Karimun, Owntalk.co.id – PT Timah Tbk wilayah operasi Kepri dan Riau, dipenghujung tahun 2021 ini kembali melakukan penghijauan dengan cara penanaman pohon mangrove sebanyak 2000 batang pohon di Desa Pongkar Kecamatan Tebing, Kabupaten Karimun Provinsi Kepulauan Riau. 

General Manager wilayah operasi Kepri dan Riau PT Timah Tbk, Ebbi Wibisana 

mengatakan, selama tahun 2021 ini pihaknya telah melakukan penanaman pohon mangrove sebanyak 5000 batang lebih diwilayah kabupaten Karimun termasuk di pulau Kundur.

”Penanaman pohon mangrove bertujuan untuk penghijauan hutan mangrove diwilayah operasi PT Timah Tbk,” ucapnya.

“Usai melakukan penanaman mangrove di Pongkar maupun di Kundur, kita ada target untuk penghijauan diwilayah operasi PT Timah Tbk,” katanya.
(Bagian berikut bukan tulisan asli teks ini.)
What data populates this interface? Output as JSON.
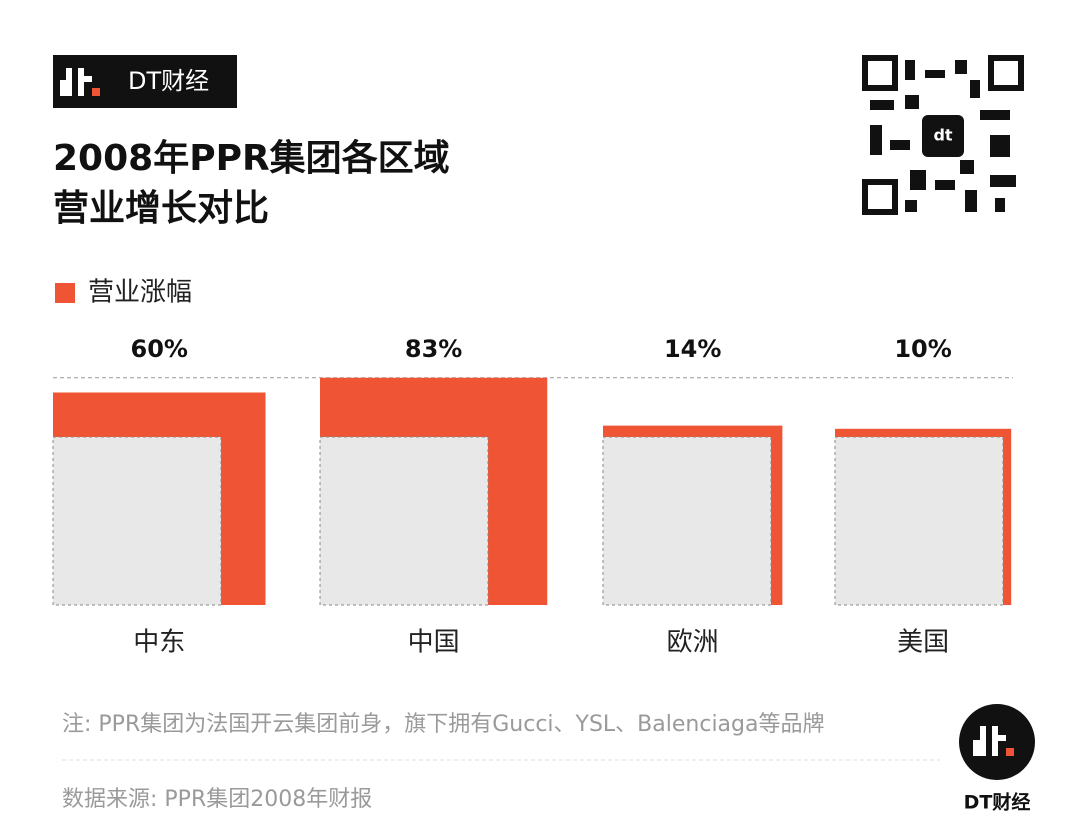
{
  "brand": "DT财经",
  "chart_data": {
    "type": "growth-square",
    "title": [
      "2008年PPR集团各区域",
      "营业增长对比"
    ],
    "categories": [
      "中东",
      "中国",
      "欧洲",
      "美国"
    ],
    "series": [
      {
        "name": "营业涨幅",
        "color": "#ef5535",
        "values": [
          60,
          83,
          14,
          10
        ],
        "value_labels": [
          "60%",
          "83%",
          "14%",
          "10%"
        ]
      }
    ],
    "base_color": "#e8e8e8",
    "note": "注: PPR集团为法国开云集团前身，旗下拥有Gucci、YSL、Balenciaga等品牌",
    "source": "数据来源: PPR集团2008年财报"
  }
}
Ebi melanjutkan, dimana mangrove merupakan salah satu ekosistem esensial di dunia yang mendukung sektor perikanan, mengurangi erosi pantai, banjir, menjaga kualitas air pesisir, dan konservasi keanekaragaman hayati. 

“Penyimpanan karbon dan menyediakan bahan-bahan alami penting,” ungkap General Manager wilayah operasi Kepri dan Riau PT Timah Tbk,

Ebbi menerangkan menyediakan bahan-bahan alami penting dan menjadi sumber mata pencaharian bagi jutaan orang, 

Pohon mangrove tumbuh di 124 negara tropik dan subtropik dengan luas mangrove di dunia sekitar 15,2 juta hektar. 
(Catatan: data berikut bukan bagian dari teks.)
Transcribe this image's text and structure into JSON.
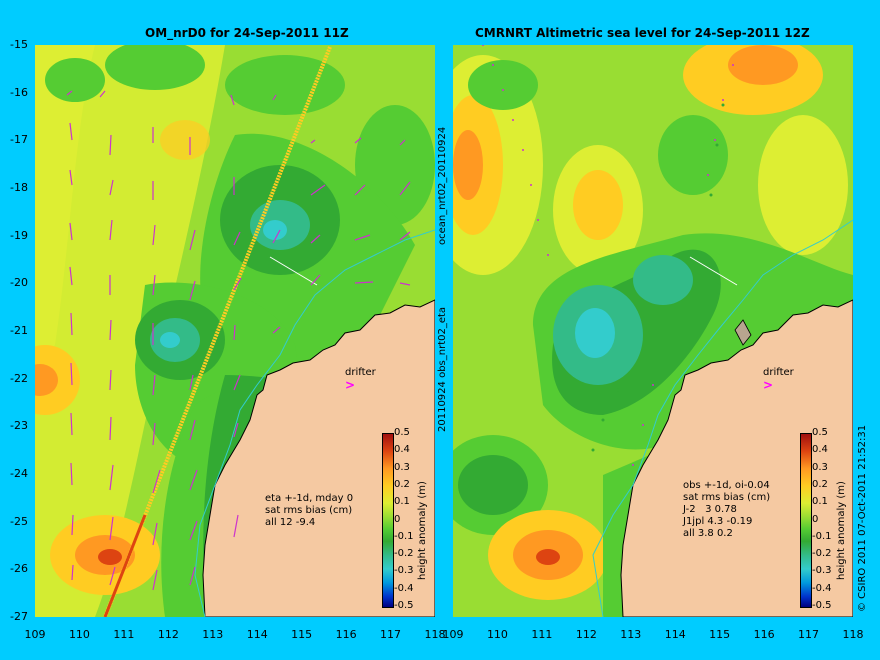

“Nah, di Indonesia bersama dengan empat negara lainnya Australia, Brazil, Nigeria dan Mexico mewakili 48 perse dari luas hutan mangrove dunia. Dimana, ekosistem mangrove tersebut berada di 257 kabupaten atau kota termasuk di kabupaten Karimun,” terangnya.

Baca Juga :

Ebbi menyebutkan, kerusakan ekosistem mangrove tersebut disebabkan antara lain oleh adanya konversi lahan mangrove menjadi penggunaan lain, illegal logging, hama dan penyakit, pencemaran dan perluasan tambak serta praktek budidaya yang tidak berkelanjutan, Hal ini telah menyebabkan deforestasi ekosistem pesisir, penurunan kualitas air dan polusi.
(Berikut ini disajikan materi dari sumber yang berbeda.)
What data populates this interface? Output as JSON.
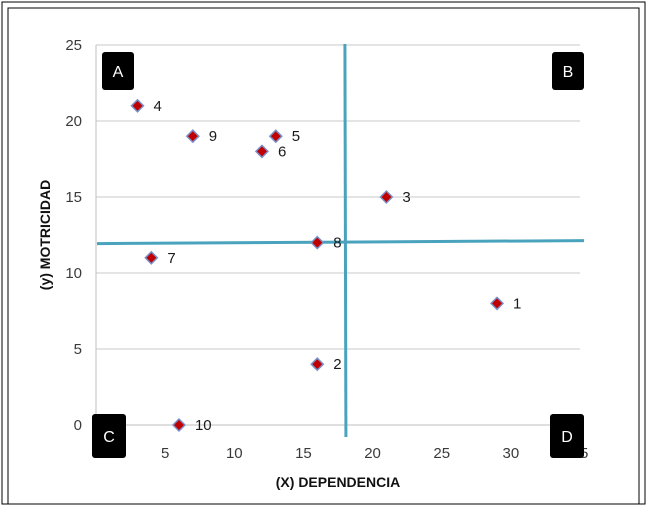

”Nah, faktanya menunjukkan bahwa sekitar 5 persen sampai dengan 6 persen hutan mangrove Indonesia hilang atau rusak setiap tahunnya. Sehingga, akan berdampak perubahan lingkungan yang mendorong peningkatan konsentrasi gas rumah kaca (GRK) di atmosfer yang berdampak terhadap perubahan iklim yang menjadi perhatian dunia,” sebutnya

Ebbi menambahkan Maka dengan demikian, pihaknya melakukan penanaman pohon mangrove di desa Pongkar sebanyak 2000 bibit jenis rhizophora sp (buah propagul) dan program penanaman mangroove ini juga untuk memenuhi unsur dalam kreteria penilaian lebih dari yang dipersyaratkan (beyond compliance).